Noah Okafor: Zwischen Frustration und Hoffnung im Nati-Camp
Heute, am 28.06.2026, ist die Stimmung im Nati-Camp gemischt. Der Schweizer Stürmer Noah Okafor, der in der Premier League für Leeds United spielt, steht im Mittelpunkt der Diskussionen. Nach seinen 25 Länderspielen, von denen er 16 als Joker auf dem Platz stand und dabei zwei Tore erzielte, hätte man vielleicht mehr von ihm während der WM 2026 in San Diego erwartet. Doch Okafor hat bislang keine Einsatzminuten erhalten. Ein Umstand, der nicht nur ihn, sondern auch Trainer Murat Yakin und die Funktionäre beschäftigt.
Besonders in der Schweiz wird Okafors Reservistenrolle nicht groß thematisiert, während sie in San Diego mehr Aufmerksamkeit erhält. Hier wird viel über seine Situation gesprochen. Fragen über seinen Umgang mit der Rolle und die Gespräche mit Yakin, in denen sogar eine Einwechslung gegen Kanada diskutiert wurde, stehen im Raum.

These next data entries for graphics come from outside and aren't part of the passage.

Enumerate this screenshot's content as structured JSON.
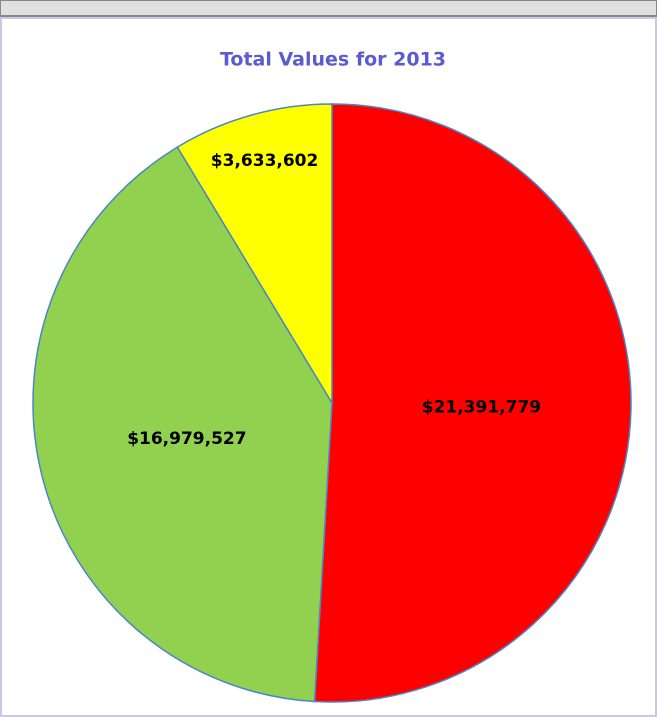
{
  "chart_data": {
    "type": "pie",
    "title": "Total Values for 2013",
    "categories": [
      null,
      null,
      null
    ],
    "values": [
      21391779,
      16979527,
      3633602
    ],
    "value_labels": [
      "$21,391,779",
      "$16,979,527",
      "$3,633,602"
    ],
    "colors": [
      "#ff0000",
      "#92d050",
      "#ffff00"
    ]
  }
}
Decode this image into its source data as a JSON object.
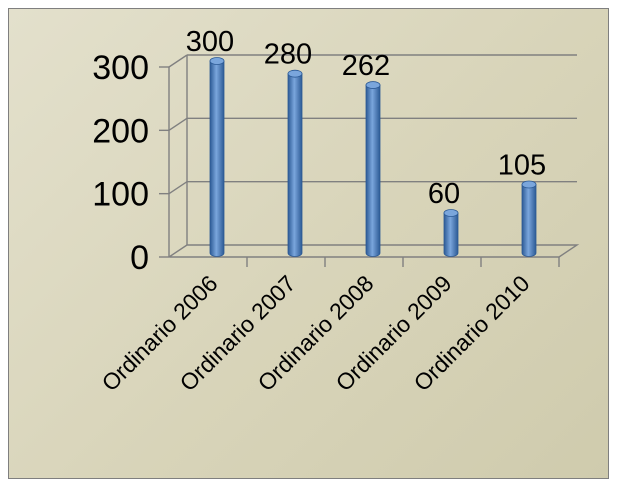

Okafor selbst hat jedoch klargestellt, dass er gesund und glücklich ist, Teil des Teams zu sein. Dennoch spürt er, dass es frustrierend ist, nicht auf dem Platz zu stehen. „Ich muss positiv bleiben“, sagt er und reflektiert über seine Entwicklung. Mit einer neuen Morgenroutine und einer anderen Herangehensweise an die Herausforderungen hat er menschlich und sportlich Fortschritte gemacht.
Ein Comeback mit Herausforderungen
Die Rückkehr in die Nationalmannschaft kam für Okafor nach einer langen Verletzungspause. Als späte Verletzungsersatznominierung für den verletzten Filip Ugrinic wurde er im November 2024 für die Nations League wieder ins Team geholt, nachdem er zuvor aufgrund eines Konflikts mit Yakin nicht mehr für die Nati gespielt hatte. Der Konflikt, der bereits im Sommer 2024 begann, hat ihn viel gekostet. Während der Europameisterschaft 2024 blieb er ohne Einsatz, was sicherlich nicht einfach für den talentierten Stürmer war.

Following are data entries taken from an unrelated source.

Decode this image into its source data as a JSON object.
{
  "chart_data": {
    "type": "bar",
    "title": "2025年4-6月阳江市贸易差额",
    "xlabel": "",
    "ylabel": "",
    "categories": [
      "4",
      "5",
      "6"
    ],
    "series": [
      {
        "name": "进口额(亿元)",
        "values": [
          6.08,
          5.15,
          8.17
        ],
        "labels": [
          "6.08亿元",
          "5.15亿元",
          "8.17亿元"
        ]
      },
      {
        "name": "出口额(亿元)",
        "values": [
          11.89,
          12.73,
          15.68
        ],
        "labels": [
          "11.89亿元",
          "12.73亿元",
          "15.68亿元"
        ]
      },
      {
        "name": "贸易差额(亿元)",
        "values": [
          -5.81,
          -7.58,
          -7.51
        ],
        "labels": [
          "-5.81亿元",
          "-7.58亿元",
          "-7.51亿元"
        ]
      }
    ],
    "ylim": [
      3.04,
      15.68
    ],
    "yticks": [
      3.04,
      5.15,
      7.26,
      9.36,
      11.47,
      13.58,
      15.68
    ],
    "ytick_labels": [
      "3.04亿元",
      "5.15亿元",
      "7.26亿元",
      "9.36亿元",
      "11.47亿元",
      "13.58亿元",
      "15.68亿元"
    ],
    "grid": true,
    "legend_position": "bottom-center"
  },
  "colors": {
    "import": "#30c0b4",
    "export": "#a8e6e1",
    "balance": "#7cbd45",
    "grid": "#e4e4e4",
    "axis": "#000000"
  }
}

Die Frage bleibt, wie sich Okafor in den kommenden Spielen schlagen wird. Seine Teamkollegen, darunter Ruben Vargas, Granit Xhaka, Manuel Akanji und Breel Embolo, stehen ihm zur Seite. Diese Unterstützung ist wichtig, gerade wenn man bedenkt, dass der nächste Gegner im Sechzehntelfinal Algerien ist – trainiert von Vladimir Petkovic, unter dem Okafor 2019 sein erstes Länderspiel absolvierte. Solche Erinnerungen machen Hoffnung, auch wenn die Situation aktuell angespannt ist.
Ein Blick in die Zukunft
Es bleibt spannend, wie sich die Dinge für Okafor entwickeln werden. Er hat in der Premier League für Leeds United bereits acht Tore erzielt, was ihn zu einem wertvollen Spieler macht. Doch die Fragen bleiben: Wie wird er sich auf dem Platz behaupten? Und wird er in weiteren Spielen die Chance erhalten, sein Können zu zeigen? Man kann nur hoffen, dass Yakin seine Türen weiterhin offenhält, denn Okafor hat das Potenzial, die Nati zu bereichern.

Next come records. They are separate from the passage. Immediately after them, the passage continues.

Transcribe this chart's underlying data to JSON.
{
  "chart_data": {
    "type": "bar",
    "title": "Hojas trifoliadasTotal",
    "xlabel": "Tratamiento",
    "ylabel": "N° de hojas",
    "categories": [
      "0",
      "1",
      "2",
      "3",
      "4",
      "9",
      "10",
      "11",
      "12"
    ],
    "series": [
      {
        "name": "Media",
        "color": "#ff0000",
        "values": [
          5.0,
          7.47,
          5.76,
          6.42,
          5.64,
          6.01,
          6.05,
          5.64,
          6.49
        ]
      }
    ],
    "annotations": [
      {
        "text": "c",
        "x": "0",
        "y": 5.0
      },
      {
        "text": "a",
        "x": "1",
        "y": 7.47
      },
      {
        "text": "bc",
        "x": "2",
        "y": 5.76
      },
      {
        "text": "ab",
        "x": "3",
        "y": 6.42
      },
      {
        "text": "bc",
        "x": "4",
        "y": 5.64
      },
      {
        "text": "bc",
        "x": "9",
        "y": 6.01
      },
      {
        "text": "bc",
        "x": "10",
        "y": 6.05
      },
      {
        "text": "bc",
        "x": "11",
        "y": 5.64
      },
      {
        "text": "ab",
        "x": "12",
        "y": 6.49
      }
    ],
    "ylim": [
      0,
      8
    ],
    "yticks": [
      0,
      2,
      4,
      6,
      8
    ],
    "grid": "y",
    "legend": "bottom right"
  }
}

In der Zwischenzeit wird es weitere Spiele geben, unter anderem ein Freundschaftsspiel gegen Deutschland, gefolgt von einem Duell gegen Norwegen. Die Nati hat also einiges vor sich, und die Fans können nur hoffen, dass Okafor bald wieder in der Startelf steht und seine Fähigkeiten unter Beweis stellen kann.